A fortress-like monastery holds its own against the backdrop of sharp-edged, sooty mountains that touch a clear blue sky. A young, Tibetan nun, her locket displaying the well-known face of the Dalai Lama, smiles disarmingly at the viewer. A Tibetan boy, surrounded by his playmates, playfully points a toy gun at the camera. Figures of maroon-robed monks cut arabesques of interaction, in a spacious courtyard. The smooth bronze face of a deity, profiled against a richly decorated monastery wall, contrasts with a close-up of two, wrinkled, old women, who seem ambivalent about the camera breaching their privacy.
Kiran Ambwani’s photographs, on display at the Maison de la Culture Plateau-Mont-Royal, till May 10, land us in the midst of Tibetan communities living in exile in Ladakh, North India and Bylakuppe, South India. A fitting start to the 14th edition of Festival Accès Asie, which opened on May 1 and runs till June 14, at various Montreal venues.
The Festival offers dance, film, food, multimedia productions, visual art and artistic dialogue, with a distinctly Asian accent. Asian Canadians, who make up 10 per cent of Montreal’s population, have come here from countries as distant as Japan and Iran, and everything in-between. The Asian Heritage Month Festival is an annual event held in a dozen Canadian cities, during the month of May.

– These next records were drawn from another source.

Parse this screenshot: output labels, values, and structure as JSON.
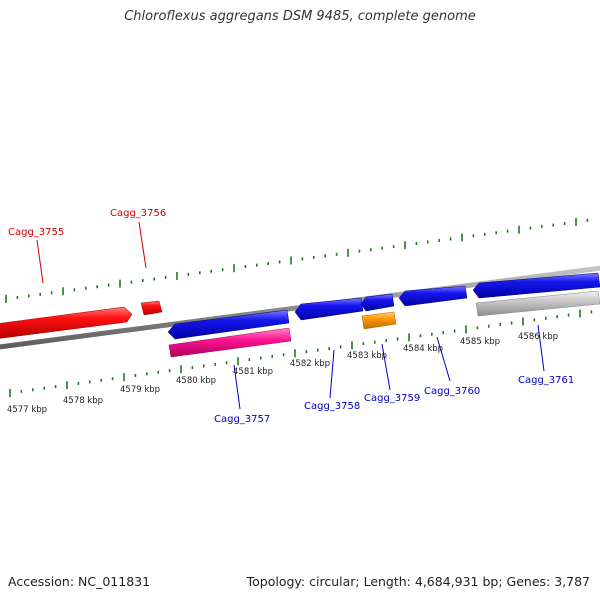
{
  "title": "Chloroflexus aggregans DSM 9485, complete genome",
  "footer": {
    "accession": "Accession: NC_011831",
    "summary": "Topology: circular; Length: 4,684,931 bp; Genes: 3,787"
  },
  "colors": {
    "backbone": "#8c8c8c",
    "ticks": "#1e7a1e",
    "forward_label": "#d40000",
    "reverse_label": "#0000c8",
    "forward_gene": "#ff0000",
    "reverse_gene": "#1414e6",
    "pink_feature": "#ff1493",
    "orange_feature": "#ff9900",
    "gray_feature": "#c0c0c0"
  },
  "scale": {
    "unit": "kbp",
    "labels": [
      "4577 kbp",
      "4578 kbp",
      "4579 kbp",
      "4580 kbp",
      "4581 kbp",
      "4582 kbp",
      "4583 kbp",
      "4584 kbp",
      "4585 kbp",
      "4586 kbp"
    ]
  },
  "genes": [
    {
      "name": "Cagg_3755",
      "strand": "forward"
    },
    {
      "name": "Cagg_3756",
      "strand": "forward"
    },
    {
      "name": "Cagg_3757",
      "strand": "reverse"
    },
    {
      "name": "Cagg_3758",
      "strand": "reverse"
    },
    {
      "name": "Cagg_3759",
      "strand": "reverse"
    },
    {
      "name": "Cagg_3760",
      "strand": "reverse"
    },
    {
      "name": "Cagg_3761",
      "strand": "reverse"
    }
  ]
}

The Montreal Festival focus for 2009 is Tibet. (People all around the world are taking stock of 50 years of Chinese occupation of this country this year.) The well-attended Festival opening also featured robust Tibetan songs from Kalsang Dolma, a singer-activist who is part of a community of 130 Tibetans in Montreal. And a scholarly presentation on mandalas, the geometric, Tibetan Buddhist motifs, that were popularised in the West by Karl Jung and the New Age movement.
Nuns in prison in Tibet composed the first song Dolma sang. The second was inspired by a man who looks after Tibetan orphans in India, while the third wished friend’s good luck. Dolma was the spokesperson for a poignant documentary film “What Remains of Us.” The role, which took her to Tibet several times, helped her carry a message of hope from the Dalai Lama to the Tibetan people.

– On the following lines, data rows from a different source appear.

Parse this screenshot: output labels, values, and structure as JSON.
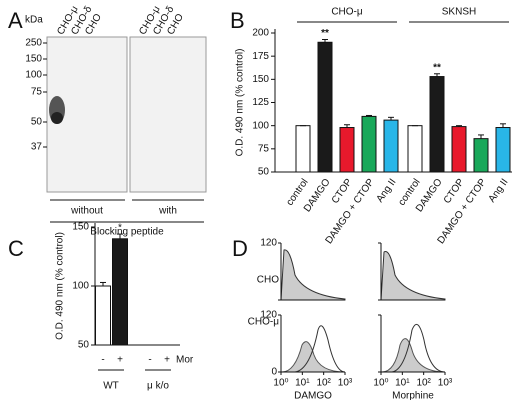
{
  "panel_labels": [
    "A",
    "B",
    "C",
    "D"
  ],
  "blot": {
    "unit": "kDa",
    "lanes": [
      "CHO-μ",
      "CHO-δ",
      "CHO",
      "CHO-μ",
      "CHO-δ",
      "CHO"
    ],
    "markers": [
      250,
      150,
      100,
      75,
      50,
      37
    ],
    "groups": [
      "without",
      "with"
    ],
    "caption": "Blocking peptide"
  },
  "chart_data": [
    {
      "type": "bar",
      "ylabel": "O.D. 490 nm (% control)",
      "categories": [
        "control",
        "DAMGO",
        "CTOP",
        "DAMGO + CTOP",
        "Ang II"
      ],
      "colors": [
        "#ffffff",
        "#1a1a1a",
        "#e8192c",
        "#19a85a",
        "#29b6e8"
      ],
      "series": [
        {
          "name": "CHO-μ",
          "values": [
            100,
            190,
            98,
            110,
            106
          ],
          "errors": [
            0,
            3,
            3,
            1,
            3
          ]
        },
        {
          "name": "SKNSH",
          "values": [
            100,
            153,
            99,
            86,
            98
          ],
          "errors": [
            0,
            3,
            1,
            4,
            4
          ]
        }
      ],
      "ylim": [
        50,
        200
      ],
      "yticks": [
        50,
        75,
        100,
        125,
        150,
        175,
        200
      ],
      "annotations": [
        {
          "text": "**",
          "series": 0,
          "index": 1
        },
        {
          "text": "**",
          "series": 1,
          "index": 1
        }
      ]
    },
    {
      "type": "bar",
      "ylabel": "O.D. 490 nm (% control)",
      "categories": [
        "-",
        "+",
        "-",
        "+"
      ],
      "category_label": "Mor",
      "groups": [
        "WT",
        "μ k/o"
      ],
      "colors": [
        "#ffffff",
        "#1a1a1a",
        "#ffffff",
        "#1a1a1a"
      ],
      "values": [
        100,
        140,
        null,
        null
      ],
      "errors": [
        3,
        4,
        null,
        null
      ],
      "ylim": [
        50,
        150
      ],
      "yticks": [
        50,
        100,
        150
      ],
      "annotations": [
        {
          "text": "*",
          "index": 1
        }
      ]
    }
  ],
  "flow": {
    "rows": [
      "CHO",
      "CHO-μ"
    ],
    "columns": [
      "DAMGO",
      "Morphine"
    ],
    "ylim": [
      0,
      120
    ],
    "yticks": [
      0,
      120
    ],
    "xlim": [
      1,
      1000
    ],
    "xticks": [
      {
        "value": 1,
        "label": "10⁰"
      },
      {
        "value": 10,
        "label": "10¹"
      },
      {
        "value": 100,
        "label": "10²"
      },
      {
        "value": 1000,
        "label": "10³"
      }
    ]
  }
}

On May 8, there is a free screening of “The Forbidden Team,” a documentary film about a little-known Tibetan passion – football. It tells the story of a controversial match between Tibet and Greenland, which took place in 2001, despite strong resistance from the Chinese government.
The Festival also features an avant-garde, Japanese-themed production “ The Haunted Womb Tour”, which won the Tangente Prize at the 2007 Montréal Fringe Festival. A blend of pop, punk, dance, theatre, music, and Buddhist ritual, it features dancer Tomomi Morimoto and actress-singer Maya Kuroki, with music by Patrick Graham, a multi-percussionist. All Montrealers. May 14-16 at Tangente Theatre.

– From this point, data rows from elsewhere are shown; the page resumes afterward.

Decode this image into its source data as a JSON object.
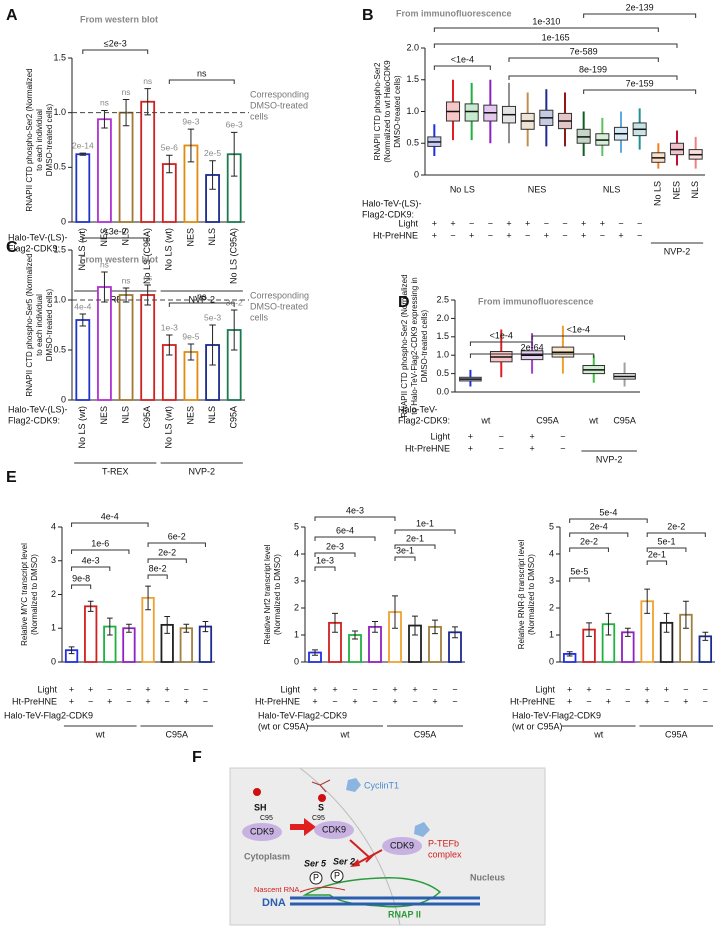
{
  "chart_data": [
    {
      "panel": "A",
      "type": "bar",
      "title": "From western blot",
      "ylabel": [
        "RNAPII CTD phospho-Ser2 (Normalized",
        "to each individual",
        "DMSO-treated cells)"
      ],
      "categories": [
        "No LS (wt)",
        "NES",
        "NLS",
        "No LS (C95A)",
        "No LS (wt)",
        "NES",
        "NLS",
        "No LS (C95A)"
      ],
      "values": [
        0.62,
        0.94,
        1.0,
        1.1,
        0.53,
        0.7,
        0.43,
        0.62
      ],
      "errors": [
        0.01,
        0.08,
        0.12,
        0.12,
        0.08,
        0.15,
        0.13,
        0.2
      ],
      "colors": [
        "#2233cc",
        "#b030d0",
        "#a07830",
        "#d02020",
        "#d02020",
        "#e08a10",
        "#1a2a90",
        "#1a7a50"
      ],
      "bar_annotations": [
        "2e-14",
        "ns",
        "ns",
        "ns",
        "5e-6",
        "9e-3",
        "2e-5",
        "6e-3"
      ],
      "brackets": [
        "≤2e-3",
        "ns"
      ],
      "reference_line": {
        "value": 1,
        "label": [
          "Corresponding",
          "DMSO-treated",
          "cells"
        ]
      },
      "ylim": [
        0,
        1.5
      ],
      "yticks": [
        0,
        0.5,
        {
          "value": 1,
          "label": "1.0"
        },
        1.5
      ],
      "row_label": [
        "Halo-TeV-(LS)-",
        "Flag2-CDK9:"
      ],
      "groups": [
        "T-REX",
        "NVP-2"
      ]
    },
    {
      "panel": "B",
      "type": "box",
      "title": "From immunofluorescence",
      "ylabel": [
        "RNAPII CTD phospho-Ser2",
        "(Normalized to wt HaloCDK9",
        "DMSO-treated cells)"
      ],
      "categories": [
        null,
        null,
        null,
        null,
        null,
        null,
        null,
        null,
        null,
        null,
        null,
        null,
        "No LS",
        "NES",
        "NLS"
      ],
      "q1": [
        0.45,
        0.85,
        0.85,
        0.85,
        0.82,
        0.72,
        0.78,
        0.73,
        0.5,
        0.47,
        0.55,
        0.62,
        0.2,
        0.32,
        0.25
      ],
      "median": [
        0.52,
        1.0,
        1.0,
        0.98,
        0.95,
        0.85,
        0.9,
        0.85,
        0.6,
        0.55,
        0.65,
        0.72,
        0.27,
        0.4,
        0.32
      ],
      "q3": [
        0.6,
        1.15,
        1.12,
        1.1,
        1.08,
        0.97,
        1.02,
        0.97,
        0.72,
        0.65,
        0.75,
        0.82,
        0.35,
        0.5,
        0.4
      ],
      "whisker_low": [
        0.3,
        0.55,
        0.55,
        0.5,
        0.5,
        0.45,
        0.45,
        0.45,
        0.3,
        0.3,
        0.35,
        0.4,
        0.1,
        0.15,
        0.1
      ],
      "whisker_high": [
        0.8,
        1.5,
        1.45,
        1.5,
        1.45,
        1.3,
        1.35,
        1.3,
        1.0,
        0.9,
        1.0,
        1.05,
        0.5,
        0.7,
        0.6
      ],
      "colors": [
        "#2030e0",
        "#e02020",
        "#20b040",
        "#9020c0",
        "#909090",
        "#c09050",
        "#202a90",
        "#901818",
        "#106020",
        "#60c060",
        "#60a8e0",
        "#209090",
        "#f08020",
        "#c01030",
        "#f08080"
      ],
      "brackets": [
        "<1e-4",
        "1e-310",
        "1e-165",
        "7e-589",
        "2e-139",
        "8e-199",
        "7e-159"
      ],
      "ylim": [
        0,
        2
      ],
      "yticks": [
        0,
        0.5,
        {
          "value": 1,
          "label": "1.0"
        },
        1.5,
        {
          "value": 2,
          "label": "2.0"
        }
      ],
      "row_label": [
        "Halo-TeV-(LS)-",
        "Flag2-CDK9:"
      ],
      "groups": [
        "No LS",
        "NES",
        "NLS",
        "NVP-2"
      ],
      "rows": [
        {
          "label": "Light",
          "values": [
            "+",
            "+",
            "−",
            "−",
            "+",
            "+",
            "−",
            "−",
            "+",
            "+",
            "−",
            "−"
          ]
        },
        {
          "label": "Ht-PreHNE",
          "values": [
            "+",
            "−",
            "+",
            "−",
            "+",
            "−",
            "+",
            "−",
            "+",
            "−",
            "+",
            "−"
          ]
        }
      ]
    },
    {
      "panel": "C",
      "type": "bar",
      "title": "From western blot",
      "ylabel": [
        "RNAPII CTD phospho-Ser5 (Normalized",
        "to each individual",
        "DMSO-treated cells)"
      ],
      "categories": [
        "No LS (wt)",
        "NES",
        "NLS",
        "C95A",
        "No LS (wt)",
        "NES",
        "NLS",
        "C95A"
      ],
      "values": [
        0.8,
        1.13,
        1.05,
        1.05,
        0.55,
        0.48,
        0.55,
        0.7
      ],
      "errors": [
        0.06,
        0.15,
        0.07,
        0.1,
        0.1,
        0.08,
        0.2,
        0.2
      ],
      "colors": [
        "#2233cc",
        "#b030d0",
        "#a07830",
        "#d02020",
        "#d02020",
        "#e08a10",
        "#1a2a90",
        "#1a7a50"
      ],
      "bar_annotations": [
        "4e-4",
        "ns",
        "ns",
        "ns",
        "1e-3",
        "9e-5",
        "5e-3",
        "3e-2"
      ],
      "brackets": [
        "≤3e-2",
        "ns"
      ],
      "reference_line": {
        "value": 1,
        "label": [
          "Corresponding",
          "DMSO-treated",
          "cells"
        ]
      },
      "ylim": [
        0,
        1.5
      ],
      "yticks": [
        0,
        0.5,
        {
          "value": 1,
          "label": "1.0"
        },
        1.5
      ],
      "row_label": [
        "Halo-TeV-(LS)-",
        "Flag2-CDK9:"
      ],
      "groups": [
        "T-REX",
        "NVP-2"
      ]
    },
    {
      "panel": "D",
      "type": "box",
      "title": "From immunofluorescence",
      "ylabel": [
        "RNAPII CTD phospho-Ser2 (Normalized",
        "to Halo-TeV-Flag2-CDK9 expressing in",
        "DMSO-treated cells)"
      ],
      "q1": [
        0.3,
        0.82,
        0.88,
        0.95,
        0.5,
        0.35
      ],
      "median": [
        0.35,
        0.95,
        1.0,
        1.08,
        0.6,
        0.42
      ],
      "q3": [
        0.4,
        1.1,
        1.12,
        1.22,
        0.72,
        0.5
      ],
      "whisker_low": [
        0.15,
        0.4,
        0.5,
        0.5,
        0.25,
        0.15
      ],
      "whisker_high": [
        0.6,
        1.7,
        1.6,
        1.8,
        1.0,
        0.8
      ],
      "colors": [
        "#2030e0",
        "#e02020",
        "#a040d0",
        "#f0a030",
        "#40c040",
        "#a0a0a0"
      ],
      "brackets": [
        "<1e-4",
        "<1e-4",
        "2e-64"
      ],
      "ylim": [
        0,
        2.5
      ],
      "yticks": [
        {
          "value": 0,
          "label": "0.0"
        },
        0.5,
        {
          "value": 1,
          "label": "1.0"
        },
        1.5,
        {
          "value": 2,
          "label": "2.0"
        },
        2.5
      ],
      "row_label": [
        "Halo-TeV-",
        "Flag2-CDK9:"
      ],
      "groups": [
        "wt",
        "C95A",
        "wt",
        "C95A",
        "NVP-2"
      ],
      "rows": [
        {
          "label": "Light",
          "values": [
            "+",
            "−",
            "+",
            "−"
          ]
        },
        {
          "label": "Ht-PreHNE",
          "values": [
            "+",
            "−",
            "+",
            "−"
          ]
        }
      ]
    },
    {
      "panel": "E",
      "type": "bar",
      "ylabel": [
        "Relative MYC transcript level",
        "(Normalized to DMSO)"
      ],
      "values": [
        0.35,
        1.65,
        1.05,
        1.0,
        1.9,
        1.1,
        1.0,
        1.05
      ],
      "errors": [
        0.1,
        0.15,
        0.25,
        0.12,
        0.35,
        0.25,
        0.12,
        0.15
      ],
      "colors": [
        "#2030e0",
        "#d02020",
        "#20b040",
        "#9020c0",
        "#f0a030",
        "#202020",
        "#a08040",
        "#1a2a90"
      ],
      "brackets": [
        "4e-4",
        "4e-3",
        "1e-6",
        "9e-8",
        "6e-2",
        "2e-2",
        "8e-2"
      ],
      "ylim": [
        0,
        4
      ],
      "yticks": [
        0,
        1,
        2,
        3,
        4
      ],
      "row_label": [
        "Halo-TeV-Flag2-CDK9"
      ],
      "groups": [
        "wt",
        "C95A"
      ],
      "rows": [
        {
          "label": "Light",
          "values": [
            "+",
            "+",
            "−",
            "−",
            "+",
            "+",
            "−",
            "−"
          ]
        },
        {
          "label": "Ht-PreHNE",
          "values": [
            "+",
            "−",
            "+",
            "−",
            "+",
            "−",
            "+",
            "−"
          ]
        }
      ]
    },
    {
      "type": "bar",
      "ylabel": [
        "Relative Nrf2 transcript level",
        "(Normalized to DMSO)"
      ],
      "values": [
        0.35,
        1.45,
        1.0,
        1.3,
        1.85,
        1.35,
        1.3,
        1.1
      ],
      "errors": [
        0.1,
        0.35,
        0.15,
        0.2,
        0.6,
        0.35,
        0.25,
        0.2
      ],
      "colors": [
        "#2030e0",
        "#d02020",
        "#20b040",
        "#9020c0",
        "#f0a030",
        "#202020",
        "#a08040",
        "#1a2a90"
      ],
      "brackets": [
        "4e-3",
        "6e-4",
        "2e-3",
        "1e-3",
        "1e-1",
        "2e-1",
        "3e-1"
      ],
      "ylim": [
        0,
        5
      ],
      "yticks": [
        0,
        1,
        2,
        3,
        4,
        5
      ],
      "row_label": [
        "Halo-TeV-Flag2-CDK9",
        "(wt or C95A)"
      ],
      "groups": [
        "wt",
        "C95A"
      ],
      "rows": [
        {
          "label": "Light",
          "values": [
            "+",
            "+",
            "−",
            "−",
            "+",
            "+",
            "−",
            "−"
          ]
        },
        {
          "label": "Ht-PreHNE",
          "values": [
            "+",
            "−",
            "+",
            "−",
            "+",
            "−",
            "+",
            "−"
          ]
        }
      ]
    },
    {
      "type": "bar",
      "ylabel": [
        "Relative RNR-β transcript level",
        "(Normalized to DMSO)"
      ],
      "values": [
        0.3,
        1.2,
        1.4,
        1.1,
        2.25,
        1.45,
        1.75,
        0.95
      ],
      "errors": [
        0.08,
        0.25,
        0.4,
        0.15,
        0.45,
        0.35,
        0.5,
        0.15
      ],
      "colors": [
        "#2030e0",
        "#d02020",
        "#20b040",
        "#9020c0",
        "#f0a030",
        "#202020",
        "#a08040",
        "#1a2a90"
      ],
      "brackets": [
        "5e-4",
        "2e-4",
        "2e-2",
        "5e-5",
        "2e-2",
        "5e-1",
        "2e-1"
      ],
      "ylim": [
        0,
        5
      ],
      "yticks": [
        0,
        1,
        2,
        3,
        4,
        5
      ],
      "row_label": [
        "Halo-TeV-Flag2-CDK9",
        "(wt or C95A)"
      ],
      "groups": [
        "wt",
        "C95A"
      ],
      "rows": [
        {
          "label": "Light",
          "values": [
            "+",
            "+",
            "−",
            "−",
            "+",
            "+",
            "−",
            "−"
          ]
        },
        {
          "label": "Ht-PreHNE",
          "values": [
            "+",
            "−",
            "+",
            "−",
            "+",
            "−",
            "+",
            "−"
          ]
        }
      ]
    }
  ],
  "diagram": {
    "panel": "F",
    "labels": [
      "CyclinT1",
      "SH",
      "C95",
      "CDK9",
      "S",
      "C95",
      "CDK9",
      "Cytoplasm",
      "Ser 5",
      "Ser 2",
      "P",
      "P",
      "CDK9",
      "P-TEFb",
      "complex",
      "Nascent RNA",
      "DNA",
      "RNAP II",
      "Nucleus"
    ]
  }
}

Another offering is Viva Confusion, a multi-media theatre event that explores immigrant angst. It features celebrated Indian stage and screen actor, Dr. Mohan Agashe, who is also a psychiatrist, and local actors, dancers and musicians from diverse ethnic backgrounds. Directed by Stephen Pietrantoni, a multi-faceted theatre director based in Montreal, scripted by Hunt Hoe, an award-winning Chinese-Canadian filmmaker with a penchant for provocative themes, it will take place on June 6.
And Taarof, Images of Iranian Hospitality, is a black and white photo exhibition by globe-trotting, Dutch photographer Cornelis Van Voorthuizen, shot in Tehran, Isfahan Shiraz and Yazid.